The latest iteration of this anti-yoga nonsense is in Cobb County, Georgia, where Bonnie Cole, an elementary school assistant principal who in 2016 was harassed and reassigned to a far distant, lower-performing school because local Christian parents objected to the yoga-based relaxation techniques she and other teachers were teaching to help students deal with stress.
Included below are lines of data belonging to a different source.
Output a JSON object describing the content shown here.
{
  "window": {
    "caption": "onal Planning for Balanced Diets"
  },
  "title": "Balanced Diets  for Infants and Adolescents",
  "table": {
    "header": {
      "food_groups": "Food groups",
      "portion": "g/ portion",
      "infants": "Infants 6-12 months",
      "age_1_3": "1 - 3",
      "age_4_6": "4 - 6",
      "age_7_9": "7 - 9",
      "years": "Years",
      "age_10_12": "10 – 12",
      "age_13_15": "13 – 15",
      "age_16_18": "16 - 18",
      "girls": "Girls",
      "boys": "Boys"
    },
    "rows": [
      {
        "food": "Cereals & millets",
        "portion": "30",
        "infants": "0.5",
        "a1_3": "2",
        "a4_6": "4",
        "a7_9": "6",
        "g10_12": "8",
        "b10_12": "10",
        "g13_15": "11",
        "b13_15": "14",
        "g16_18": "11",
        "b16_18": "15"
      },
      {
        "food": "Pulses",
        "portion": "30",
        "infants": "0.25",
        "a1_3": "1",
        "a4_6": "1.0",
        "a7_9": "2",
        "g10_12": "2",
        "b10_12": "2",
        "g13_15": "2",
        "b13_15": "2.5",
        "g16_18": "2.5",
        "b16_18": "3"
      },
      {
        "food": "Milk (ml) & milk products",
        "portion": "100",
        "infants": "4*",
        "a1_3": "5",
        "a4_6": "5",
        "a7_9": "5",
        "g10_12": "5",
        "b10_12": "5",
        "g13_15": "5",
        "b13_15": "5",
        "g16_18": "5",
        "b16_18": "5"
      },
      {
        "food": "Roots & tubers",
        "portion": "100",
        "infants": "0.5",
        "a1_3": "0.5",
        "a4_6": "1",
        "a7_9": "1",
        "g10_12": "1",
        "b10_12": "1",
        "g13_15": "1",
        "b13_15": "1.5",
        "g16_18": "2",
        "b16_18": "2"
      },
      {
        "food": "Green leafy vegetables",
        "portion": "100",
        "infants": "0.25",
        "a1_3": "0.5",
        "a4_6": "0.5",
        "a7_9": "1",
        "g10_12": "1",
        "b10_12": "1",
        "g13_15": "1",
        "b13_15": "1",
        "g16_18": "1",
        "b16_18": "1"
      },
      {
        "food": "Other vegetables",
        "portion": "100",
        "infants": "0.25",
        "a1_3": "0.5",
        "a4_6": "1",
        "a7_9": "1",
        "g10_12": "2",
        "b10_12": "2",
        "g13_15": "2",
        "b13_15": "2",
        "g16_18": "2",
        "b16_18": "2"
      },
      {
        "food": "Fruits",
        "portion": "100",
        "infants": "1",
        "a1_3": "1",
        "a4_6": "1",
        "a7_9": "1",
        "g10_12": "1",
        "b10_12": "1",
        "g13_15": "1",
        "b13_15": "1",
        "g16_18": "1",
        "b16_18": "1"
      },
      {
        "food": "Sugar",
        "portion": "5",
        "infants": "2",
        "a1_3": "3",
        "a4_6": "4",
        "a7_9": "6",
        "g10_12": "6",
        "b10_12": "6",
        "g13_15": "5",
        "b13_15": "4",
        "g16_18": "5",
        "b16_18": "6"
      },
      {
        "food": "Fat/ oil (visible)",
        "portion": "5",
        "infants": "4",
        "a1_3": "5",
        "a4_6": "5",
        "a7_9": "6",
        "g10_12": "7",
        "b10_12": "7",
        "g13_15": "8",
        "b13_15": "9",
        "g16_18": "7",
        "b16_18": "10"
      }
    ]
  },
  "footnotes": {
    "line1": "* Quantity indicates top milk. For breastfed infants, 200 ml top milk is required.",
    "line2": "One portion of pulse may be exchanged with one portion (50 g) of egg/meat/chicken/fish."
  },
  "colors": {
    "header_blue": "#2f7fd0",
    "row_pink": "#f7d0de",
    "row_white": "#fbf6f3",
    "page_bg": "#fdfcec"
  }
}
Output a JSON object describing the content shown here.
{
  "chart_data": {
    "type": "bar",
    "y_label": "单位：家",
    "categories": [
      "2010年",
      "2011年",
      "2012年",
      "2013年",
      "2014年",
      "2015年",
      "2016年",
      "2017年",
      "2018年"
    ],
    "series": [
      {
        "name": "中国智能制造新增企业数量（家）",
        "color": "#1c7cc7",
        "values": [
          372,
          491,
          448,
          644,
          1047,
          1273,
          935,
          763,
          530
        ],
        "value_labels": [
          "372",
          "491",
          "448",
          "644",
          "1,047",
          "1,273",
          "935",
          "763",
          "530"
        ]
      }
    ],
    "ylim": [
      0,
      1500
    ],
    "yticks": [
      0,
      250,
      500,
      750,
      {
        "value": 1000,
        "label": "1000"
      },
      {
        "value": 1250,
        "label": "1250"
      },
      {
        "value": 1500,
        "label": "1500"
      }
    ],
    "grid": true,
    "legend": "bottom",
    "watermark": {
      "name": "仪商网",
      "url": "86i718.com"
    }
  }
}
Cole filed suit.
This month, the Cobb school board voted 4-3 to settle the suit out of court with a $150,000 payment to Cole for back pay and court costs, to end the matter and release the board from further liability.
Board member Randy Scamihorn, who voted against settlement, chastised the board for caving and contended it did “absolutely nothing wrong” in reassigning Cole to an inferior school that added an hour a day to her commute because Christian citizens complained.
Although Scamihorn claims the reassignment “had nothing to do with religion” and was simply executed to restore order to the school, the impetus for the board’s action was protesting Christian parents, some of whom prayed outside Cole’s office to call attention to what they viewed as alien yoga religion.
The school board should have rebuffed the indefensible protest and backed its assistant principal.
Curiously, the school district argued that because Cole, ironically a practicing Christian, employed techniques in her yoga classes that “were not at all religious in nature,” she was not protected in her suit under the Constitution’s First Amendment clause governing religious freedom.
A judge decided in March to allow the case to proceed, whereupon the school board ultimately caved.
To give a sense of how Christian organizations feel about yoga, here is a passage from the Christian Apologetics & Research Ministry in answer to the question: “Should Christians practice yoga?”
“No, Christians should not practice yoga since the intention of yoga is a path to attain salvation through union with a false deity. Some Christians practice yoga and say that all Christians can practice yoga. But that is incorrect. Christians should not be involved in any meditative methodology that deals with energy balancing, focused energy movement, chakras, etc. of which yoga advocates.”
The danger, of course, is that if anyone gets too relaxed and deep into their own thoughts for too long, they may accidentally, without Christianity or any other religion, feel divine.